Allison Naleway, PhD, is an epidemiologist at the Kaiser Permanente Center for Health Research in Portland, Oregon.
Allison Naleway, PhD, is an epidemiologist at the Kaiser Permanente Center for Health Research in Portland, Oregon, where her research focuses on the evaluation of vaccine safety and effectiveness and the surveillance of vaccine-preventable and other infectious diseases. Dr. Naleway is the site principal investigator for the Vaccine Safety Datalink and leads the VSD pregnancy working group. She has collaborated with the Centers for Disease Control and Prevention on studies to assess the effectiveness of influenza vaccination during pregnancy, influenza vaccine choice and effectiveness in health care workers, and the early effect of human papillomavirus vaccination on HPV-related outcomes.
Read about Dr. Naleway’s recent research on the HPV vaccination.
Vaccines are some of the most effective public health tools we have for disease prevention. In recent years, we have seen a resurgence in vaccine-preventable diseases including measles and pertussis, or whooping cough, because more people are either delaying or refusing vaccines for themselves or for their children. People frequently cite concerns about the safety and effectiveness of vaccines as a reason for declining vaccination. Vaccines have become such a polarizing issue in our society and our politics, and there is so much misinformation about vaccines living on social media sites. I hope our continued scientific work can contribute to offsetting some of those trends.
It breaks my heart to hear stories of people needlessly suffering from vaccine-preventable illnesses, like the recent story of a child from my own community who was hospitalized for weeks with a serious tetanus infection. My team and I are motivated to conduct rigorous studies of vaccine safety and effectiveness, and to communicate these findings to policymakers, health care providers, and the public so that we can all work together to reduce the burden of these illnesses in our communities and keep people healthy.

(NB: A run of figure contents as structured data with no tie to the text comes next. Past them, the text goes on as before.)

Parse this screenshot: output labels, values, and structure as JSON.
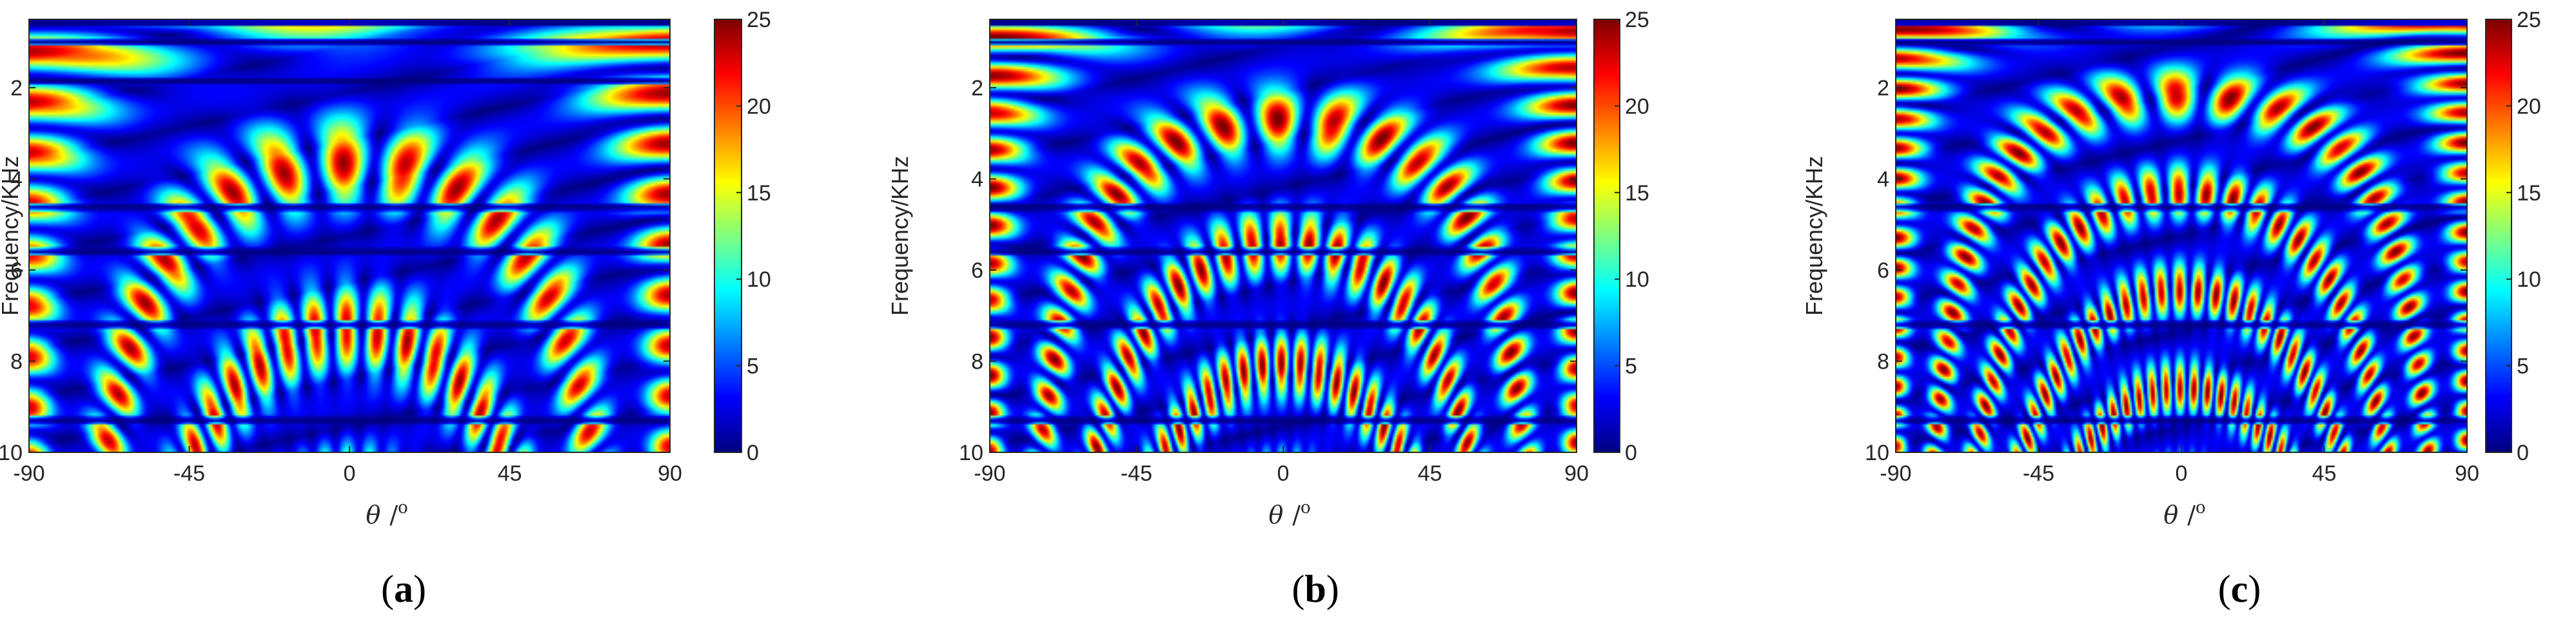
{
  "chart_data": [
    {
      "panel": "a",
      "caption_letter": "a",
      "type": "heatmap",
      "xlabel_symbol": "θ",
      "xlabel_unit": "/",
      "xlabel_degree": "o",
      "ylabel": "Frequency/KHz",
      "x_ticks": [
        "-90",
        "-45",
        "0",
        "45",
        "90"
      ],
      "y_ticks": [
        "2",
        "4",
        "6",
        "8",
        "10"
      ],
      "xlim": [
        -90,
        90
      ],
      "ylim": [
        0.5,
        10
      ],
      "colorbar": {
        "ticks": [
          "0",
          "5",
          "10",
          "15",
          "20",
          "25"
        ],
        "range": [
          0,
          25
        ],
        "colormap": "jet"
      },
      "band_edges_khz": [
        1.0,
        1.85,
        4.62,
        5.6,
        7.2,
        9.3
      ],
      "peak_level": 22
    },
    {
      "panel": "b",
      "caption_letter": "b",
      "type": "heatmap",
      "xlabel_symbol": "θ",
      "xlabel_unit": "/",
      "xlabel_degree": "o",
      "ylabel": "Frequency/KHz",
      "x_ticks": [
        "-90",
        "-45",
        "0",
        "45",
        "90"
      ],
      "y_ticks": [
        "2",
        "4",
        "6",
        "8",
        "10"
      ],
      "xlim": [
        -90,
        90
      ],
      "ylim": [
        0.5,
        10
      ],
      "colorbar": {
        "ticks": [
          "0",
          "5",
          "10",
          "15",
          "20",
          "25"
        ],
        "range": [
          0,
          25
        ],
        "colormap": "jet"
      },
      "band_edges_khz": [
        1.0,
        4.62,
        5.6,
        7.2,
        9.3
      ],
      "peak_level": 23
    },
    {
      "panel": "c",
      "caption_letter": "c",
      "type": "heatmap",
      "xlabel_symbol": "θ",
      "xlabel_unit": "/",
      "xlabel_degree": "o",
      "ylabel": "Frequency/KHz",
      "x_ticks": [
        "-90",
        "-45",
        "0",
        "45",
        "90"
      ],
      "y_ticks": [
        "2",
        "4",
        "6",
        "8",
        "10"
      ],
      "xlim": [
        -90,
        90
      ],
      "ylim": [
        0.5,
        10
      ],
      "colorbar": {
        "ticks": [
          "0",
          "5",
          "10",
          "15",
          "20",
          "25"
        ],
        "range": [
          0,
          25
        ],
        "colormap": "jet"
      },
      "band_edges_khz": [
        1.0,
        4.62,
        7.2,
        9.3
      ],
      "peak_level": 23
    }
  ]
}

Kaiser Permanente is a great place to conduct vaccine safety research. In fact, we have been doing it since the early 1990s as part of the Vaccine Safety Datalink project. We are able to combine our rich, comprehensive electronic health records data across regions to look at patterns of possible vaccine-adverse events in millions of people. This gives us the ability to look at rare potential side effects that were not recognized or could not be studied in clinical trials. We also get to look at the real-world experience in special populations, such as pregnant women, who are frequently excluded from clinical trials.
One of the projects that has excited me the most was the Dental Adolescent Immunization Study. The goal of this study was to increase adolescent vaccination rates by encouraging dental providers to recommend vaccinations to their patients or their patients’ parents. One of the challenges to vaccinating adolescents is that they have less-frequent medical clinic visits than younger children.
In Oregon and Southwest Washington, we were fortunate to be able to work with our dental providers on this important study. We provided them with some education and communication tools to make vaccine recommendations to these hard-to-reach adolescent patients. This study supported our region’s goal of medical-dental integration and Kaiser Permanente’s commitment to total health. Several dental clinics in the region have now gone beyond the scope of the study — making vaccine recommendations — and have actually embedded nurses to administer needed vaccinations to patients when they come in for dental care.
In my free time, I like to work in my garden, swim, golf, and enjoy the region’s beautiful natural areas. I also like to relax with a good book and a cup of tea.